WESTFIELD FC chairman Steve Perkins is not one to stand still, quite literally, writes Andy Fitzsimons.
The Yellows’ head honcho is already planning for promotion to the Ryman Football League, irrespective of whether Westfield manage to snatch the title from Hartley Wintney or not next April.
And planning is very much central to Perkins’ own vision for 2017, with the realisation that the club’s Woking Park facility requires some new additions to enable the club to play at step four of the football pyramid.
With a successful background in property development in both the UK and abroad, Perkins believes there’s no better time than the present to lay the foundations to ignite a new era.
And having been with Westfield for the best part of 60 years, no one can question Perkins’ motives for wanting to build a brighter future for a club that has been the cornerstone of his life.
He said: “I’ve had a long association with Westfield Football Club, which began with the youth team back in 1973.
“When I finished playing in 1999 at the age of 43, the club asked if I would take on the reins as chairman. 17 years on, we’ve gone from the infamous wooden shack to acquiring the necessary facilities to compete in both the FA Cup and FA Vase.
“In 2011, we moved into our current state-of-the-art facility, which people still cannot believe is a council-owned ground. Therefore, it’s hard not to be inspired by what we have today from where,” added Perkins.

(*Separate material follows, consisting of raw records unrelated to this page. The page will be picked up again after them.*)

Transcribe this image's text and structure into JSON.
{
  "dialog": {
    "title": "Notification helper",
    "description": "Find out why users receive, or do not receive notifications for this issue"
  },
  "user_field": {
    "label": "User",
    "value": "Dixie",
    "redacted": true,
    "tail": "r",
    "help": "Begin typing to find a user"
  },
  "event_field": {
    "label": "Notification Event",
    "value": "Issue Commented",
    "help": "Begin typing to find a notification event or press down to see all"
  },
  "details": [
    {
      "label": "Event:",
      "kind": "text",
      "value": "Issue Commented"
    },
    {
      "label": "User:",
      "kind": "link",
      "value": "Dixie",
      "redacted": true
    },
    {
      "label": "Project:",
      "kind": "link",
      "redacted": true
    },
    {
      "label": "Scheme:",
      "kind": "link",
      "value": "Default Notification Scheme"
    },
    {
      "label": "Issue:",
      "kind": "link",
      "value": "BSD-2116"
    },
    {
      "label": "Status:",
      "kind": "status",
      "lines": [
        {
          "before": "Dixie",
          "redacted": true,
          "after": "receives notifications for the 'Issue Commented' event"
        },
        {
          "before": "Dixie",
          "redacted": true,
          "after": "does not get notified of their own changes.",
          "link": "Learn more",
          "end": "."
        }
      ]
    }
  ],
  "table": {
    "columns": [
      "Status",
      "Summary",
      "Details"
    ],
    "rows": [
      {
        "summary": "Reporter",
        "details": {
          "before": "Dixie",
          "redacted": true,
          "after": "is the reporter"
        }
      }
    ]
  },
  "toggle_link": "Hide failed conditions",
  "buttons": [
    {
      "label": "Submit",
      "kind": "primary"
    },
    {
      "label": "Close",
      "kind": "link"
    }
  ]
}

Following the club’s acrimonious relegation to division one of the Combined Counties League (CCL) nearly a decade ago, Perkins and his committee have only looked up. And if Tony Reid’s players can rekindle their early season form, Westfield could yet take pride of place in the club’s 63-year history.
The Yellows are now 10 points behind league leaders Hartley Wintney with a game in hand, so it’s all to play for at the top. The Hampshire club is also scheduled to play three of the top six sides over the next couple of weeks to potentially help Westfield close the gap.
But for Perkins, it all comes back to the planning. “We’ve made a good start to the season, which has been culmination of a lot of hard work over the past few years to get the right personnel on board,” he explained.
“In many ways, Tony [Reid] joining us at the end of last season has been the icing on the cake. He has the experience to attract calibre players and has brought a different approach to management, which is paying dividends.
“We’ve always lived in the shadows of our big neighbour, Woking, who have obviously gone onto great things, but it gives us something to aim for,” he added.
With preliminary ground improvement discussions already afoot with the local authority, Westfield’s next calling card is to make its intentions clear by applying for promotion on or before 30 November.
To ensure that Woking Park meets the necessary D ground grading for the Ryman Football League, The Yellows reportedly require another 50 covered seats, a second turnstile, an outside toilet block, and a dedicated committee room for 24-people. These facilities need to be in situ by 31 March 2017.
The club may also need to ensure that spectators cannot impede players and officials’ access to and from the pitch.
Thanks to Perkins, though, Westfield won’t need to employ a specialist consultant to negotiate with Woking Borough Council’s planning department, which presents a welcome cost-saving to the club.
However, arguably the biggest barrier to overcome is the real cost to compete at the next level. Many of Westfield’s predecessors have found themselves in the midst of financial ruin through the increase in travelling costs, players’ remuneration and ground improvements; all of which can hit clubs for a six-figure sum.
“The higher you go in football the more expensive it becomes to play,” said Perkins. “It’s more expensive to operate a club at every level, which you have to consider when you apply for promotion.
“It still bemuses me that, even at the level we play at now; which is grassroots football, you hear stories of players being paid £200 a week to play, which is ridiculous. Unfortunately, that’s the fallout from the Premier League: the increased costs and expectations at the top-level do filter down the football pyramid.
“Westfield Football Club, however, is run essentially by local people who have been at the club for years. And while the committee may be small by number, everyone cares about the long-term future of the club, from which decisions are based,” added Perkins.